L'avocat Thuli Madonsela a été nommé pour un mandat de sept ans en tant que Défenseur Public de l'Afrique du Sud en 2009 par le président Jacob Zuma. La démission de Zuma en 2018, sur fond d'allégations de fraude, de corruption et d'implication dans la captation de l'État, est inextricablement liée à sa détermination et à son travail d'investigation inlassable. Madonsela est devenue une citoyenne précieuse, reconnue et récompensée pour son courage et sa résilience, et a été nommée parmi les 100 personnes les plus influentes du monde par le Time Magazine en 2014.

 

L'une des caractéristiques les plus distinctives de Madonsela est la douceur de sa voix. Elle parle doucement et choisit ses mots avec précision, ce qui exige une attention complète et attentive.
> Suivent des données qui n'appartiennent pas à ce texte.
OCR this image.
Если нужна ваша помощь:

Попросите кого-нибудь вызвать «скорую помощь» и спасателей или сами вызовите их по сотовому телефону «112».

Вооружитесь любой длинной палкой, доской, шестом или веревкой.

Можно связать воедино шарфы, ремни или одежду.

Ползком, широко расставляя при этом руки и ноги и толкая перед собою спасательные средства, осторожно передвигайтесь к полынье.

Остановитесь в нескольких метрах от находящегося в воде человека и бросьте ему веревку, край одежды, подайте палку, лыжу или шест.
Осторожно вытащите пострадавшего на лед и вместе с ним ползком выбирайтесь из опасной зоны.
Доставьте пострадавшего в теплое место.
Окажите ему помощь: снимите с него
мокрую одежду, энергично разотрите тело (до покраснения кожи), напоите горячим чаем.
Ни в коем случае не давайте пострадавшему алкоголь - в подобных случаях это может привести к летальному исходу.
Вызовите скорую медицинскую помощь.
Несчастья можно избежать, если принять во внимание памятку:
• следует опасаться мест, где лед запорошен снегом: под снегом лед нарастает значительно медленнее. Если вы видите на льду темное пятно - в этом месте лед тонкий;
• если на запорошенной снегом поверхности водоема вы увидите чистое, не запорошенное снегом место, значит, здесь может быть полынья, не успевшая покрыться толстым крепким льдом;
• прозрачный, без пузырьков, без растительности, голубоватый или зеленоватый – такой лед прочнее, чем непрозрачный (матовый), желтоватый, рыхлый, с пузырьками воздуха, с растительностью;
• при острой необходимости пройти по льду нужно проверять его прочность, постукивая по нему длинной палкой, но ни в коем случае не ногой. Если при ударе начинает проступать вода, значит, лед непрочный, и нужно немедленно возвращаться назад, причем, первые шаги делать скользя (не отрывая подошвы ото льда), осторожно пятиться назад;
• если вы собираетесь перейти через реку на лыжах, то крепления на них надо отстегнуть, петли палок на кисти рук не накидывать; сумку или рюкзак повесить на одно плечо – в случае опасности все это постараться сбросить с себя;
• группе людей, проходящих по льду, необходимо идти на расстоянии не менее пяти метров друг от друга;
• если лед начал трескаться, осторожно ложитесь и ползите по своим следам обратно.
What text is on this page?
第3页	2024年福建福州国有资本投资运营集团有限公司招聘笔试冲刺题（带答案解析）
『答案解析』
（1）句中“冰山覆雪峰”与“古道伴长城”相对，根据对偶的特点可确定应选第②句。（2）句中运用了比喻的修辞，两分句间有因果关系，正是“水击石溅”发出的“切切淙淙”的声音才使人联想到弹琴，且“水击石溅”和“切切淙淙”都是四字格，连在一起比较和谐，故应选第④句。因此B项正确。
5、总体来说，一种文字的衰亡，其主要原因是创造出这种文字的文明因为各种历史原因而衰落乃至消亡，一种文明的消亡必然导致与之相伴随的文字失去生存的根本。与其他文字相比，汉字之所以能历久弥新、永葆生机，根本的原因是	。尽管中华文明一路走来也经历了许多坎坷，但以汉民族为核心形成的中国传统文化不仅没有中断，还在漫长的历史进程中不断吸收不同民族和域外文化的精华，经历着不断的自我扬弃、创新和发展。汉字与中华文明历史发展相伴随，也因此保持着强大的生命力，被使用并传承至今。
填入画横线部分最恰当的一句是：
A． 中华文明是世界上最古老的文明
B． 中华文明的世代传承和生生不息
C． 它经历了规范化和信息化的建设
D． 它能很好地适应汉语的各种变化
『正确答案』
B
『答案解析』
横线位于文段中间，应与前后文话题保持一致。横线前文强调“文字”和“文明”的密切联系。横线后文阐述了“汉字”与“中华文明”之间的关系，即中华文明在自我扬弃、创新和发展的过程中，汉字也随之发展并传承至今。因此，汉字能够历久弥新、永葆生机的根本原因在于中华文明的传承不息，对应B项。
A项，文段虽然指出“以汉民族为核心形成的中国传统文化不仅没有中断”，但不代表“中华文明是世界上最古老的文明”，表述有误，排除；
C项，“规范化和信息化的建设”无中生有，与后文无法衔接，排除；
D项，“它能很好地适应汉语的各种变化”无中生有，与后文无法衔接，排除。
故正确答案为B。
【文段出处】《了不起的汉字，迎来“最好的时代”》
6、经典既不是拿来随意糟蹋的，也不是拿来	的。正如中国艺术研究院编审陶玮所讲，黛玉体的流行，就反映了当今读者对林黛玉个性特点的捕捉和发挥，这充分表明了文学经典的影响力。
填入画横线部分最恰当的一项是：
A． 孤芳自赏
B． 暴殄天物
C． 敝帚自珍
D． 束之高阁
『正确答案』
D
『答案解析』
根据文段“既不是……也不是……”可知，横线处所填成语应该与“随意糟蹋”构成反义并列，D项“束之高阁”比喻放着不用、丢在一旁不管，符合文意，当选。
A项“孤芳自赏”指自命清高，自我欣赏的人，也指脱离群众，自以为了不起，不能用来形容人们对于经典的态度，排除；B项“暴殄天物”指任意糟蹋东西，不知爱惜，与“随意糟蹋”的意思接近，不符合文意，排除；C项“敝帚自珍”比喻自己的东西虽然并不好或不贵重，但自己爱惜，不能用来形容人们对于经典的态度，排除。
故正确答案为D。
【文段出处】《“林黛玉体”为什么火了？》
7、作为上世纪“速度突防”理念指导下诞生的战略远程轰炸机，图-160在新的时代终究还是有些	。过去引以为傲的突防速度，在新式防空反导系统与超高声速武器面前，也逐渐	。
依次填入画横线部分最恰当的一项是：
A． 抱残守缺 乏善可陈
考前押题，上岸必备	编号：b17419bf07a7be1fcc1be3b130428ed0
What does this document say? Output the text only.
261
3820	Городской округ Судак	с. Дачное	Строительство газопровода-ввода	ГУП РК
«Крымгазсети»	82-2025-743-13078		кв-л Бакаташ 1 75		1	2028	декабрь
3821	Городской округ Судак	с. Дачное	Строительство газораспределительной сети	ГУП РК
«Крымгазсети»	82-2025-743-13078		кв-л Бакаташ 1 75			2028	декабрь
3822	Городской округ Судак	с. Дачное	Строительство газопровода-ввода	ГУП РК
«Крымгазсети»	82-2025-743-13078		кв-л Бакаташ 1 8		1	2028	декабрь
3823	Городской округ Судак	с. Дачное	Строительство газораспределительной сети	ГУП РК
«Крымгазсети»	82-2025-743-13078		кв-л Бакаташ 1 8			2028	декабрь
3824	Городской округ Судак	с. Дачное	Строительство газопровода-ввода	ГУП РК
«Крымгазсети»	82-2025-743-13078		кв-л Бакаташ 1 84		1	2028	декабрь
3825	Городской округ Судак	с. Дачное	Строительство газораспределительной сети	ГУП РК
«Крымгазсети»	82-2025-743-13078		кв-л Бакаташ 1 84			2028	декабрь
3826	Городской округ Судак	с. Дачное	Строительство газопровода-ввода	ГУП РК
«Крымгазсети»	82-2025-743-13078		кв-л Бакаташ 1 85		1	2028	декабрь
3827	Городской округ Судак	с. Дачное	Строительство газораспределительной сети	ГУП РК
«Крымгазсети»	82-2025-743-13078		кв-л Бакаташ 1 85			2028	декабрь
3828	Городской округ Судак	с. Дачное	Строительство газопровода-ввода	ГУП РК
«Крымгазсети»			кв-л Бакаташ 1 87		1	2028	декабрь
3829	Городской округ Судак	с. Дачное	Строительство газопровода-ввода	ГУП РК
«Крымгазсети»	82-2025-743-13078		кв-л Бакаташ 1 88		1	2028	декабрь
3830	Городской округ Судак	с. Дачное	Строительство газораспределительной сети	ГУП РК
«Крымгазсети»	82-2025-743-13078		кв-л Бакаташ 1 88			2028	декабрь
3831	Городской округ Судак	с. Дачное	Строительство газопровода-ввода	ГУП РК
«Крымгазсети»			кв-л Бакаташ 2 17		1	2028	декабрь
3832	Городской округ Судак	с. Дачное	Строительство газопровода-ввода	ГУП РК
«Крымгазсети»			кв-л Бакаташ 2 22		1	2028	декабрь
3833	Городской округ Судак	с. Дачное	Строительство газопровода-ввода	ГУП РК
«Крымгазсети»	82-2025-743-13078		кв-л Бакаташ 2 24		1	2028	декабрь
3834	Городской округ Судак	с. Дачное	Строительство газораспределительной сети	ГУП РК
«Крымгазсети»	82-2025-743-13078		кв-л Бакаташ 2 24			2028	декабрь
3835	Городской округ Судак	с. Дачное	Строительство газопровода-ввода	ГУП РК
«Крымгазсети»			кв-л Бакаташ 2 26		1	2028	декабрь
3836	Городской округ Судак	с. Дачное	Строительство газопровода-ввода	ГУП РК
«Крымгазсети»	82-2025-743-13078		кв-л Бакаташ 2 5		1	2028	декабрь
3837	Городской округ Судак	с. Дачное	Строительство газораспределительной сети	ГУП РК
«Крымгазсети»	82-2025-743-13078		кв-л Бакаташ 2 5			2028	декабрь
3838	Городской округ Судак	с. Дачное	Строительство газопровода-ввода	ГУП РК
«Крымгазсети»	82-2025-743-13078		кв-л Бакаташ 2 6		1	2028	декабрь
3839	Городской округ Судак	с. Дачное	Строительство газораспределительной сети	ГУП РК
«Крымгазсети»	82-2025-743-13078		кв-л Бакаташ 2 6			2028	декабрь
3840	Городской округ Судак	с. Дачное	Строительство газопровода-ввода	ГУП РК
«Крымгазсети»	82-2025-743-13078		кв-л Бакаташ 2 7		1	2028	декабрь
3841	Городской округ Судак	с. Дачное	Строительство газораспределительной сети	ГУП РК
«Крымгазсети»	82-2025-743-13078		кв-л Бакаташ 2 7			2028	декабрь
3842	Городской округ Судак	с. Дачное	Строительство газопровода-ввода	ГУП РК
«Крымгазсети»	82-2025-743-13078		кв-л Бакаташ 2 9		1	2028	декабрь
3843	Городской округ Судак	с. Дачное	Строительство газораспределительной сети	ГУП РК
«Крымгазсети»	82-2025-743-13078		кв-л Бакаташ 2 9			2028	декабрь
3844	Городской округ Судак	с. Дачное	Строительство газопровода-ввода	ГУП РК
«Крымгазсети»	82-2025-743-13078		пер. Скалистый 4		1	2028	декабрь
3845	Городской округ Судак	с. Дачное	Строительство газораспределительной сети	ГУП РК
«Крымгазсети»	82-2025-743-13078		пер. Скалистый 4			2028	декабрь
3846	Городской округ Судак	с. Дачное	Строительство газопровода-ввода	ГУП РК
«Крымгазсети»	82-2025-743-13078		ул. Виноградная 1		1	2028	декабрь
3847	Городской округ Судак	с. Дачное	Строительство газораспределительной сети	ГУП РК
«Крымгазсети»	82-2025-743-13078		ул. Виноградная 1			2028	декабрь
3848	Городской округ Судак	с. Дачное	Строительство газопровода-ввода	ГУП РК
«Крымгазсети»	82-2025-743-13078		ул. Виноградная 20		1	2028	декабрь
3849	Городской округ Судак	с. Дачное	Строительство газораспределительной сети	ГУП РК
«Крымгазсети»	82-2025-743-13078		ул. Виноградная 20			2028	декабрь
Son attitude calme a été évoquée lors des entretiens pour le poste, lorsque le président du comité de nomination a déclaré : « Vous avez une attitude calme et douce, mais pensez-vous que vous serez capable de maintenir la confiance de ceux qui viennent vous voir ... pensez-vous qu'ils recevront de l'aide ? » La réponse de Madonsela a été typiquement résolue : « J'ai une manière douce. Mais je suis capable de prendre des décisions - des décisions fermes ». Ces mots se sont avérés vrais d'une manière que personne n'attendait.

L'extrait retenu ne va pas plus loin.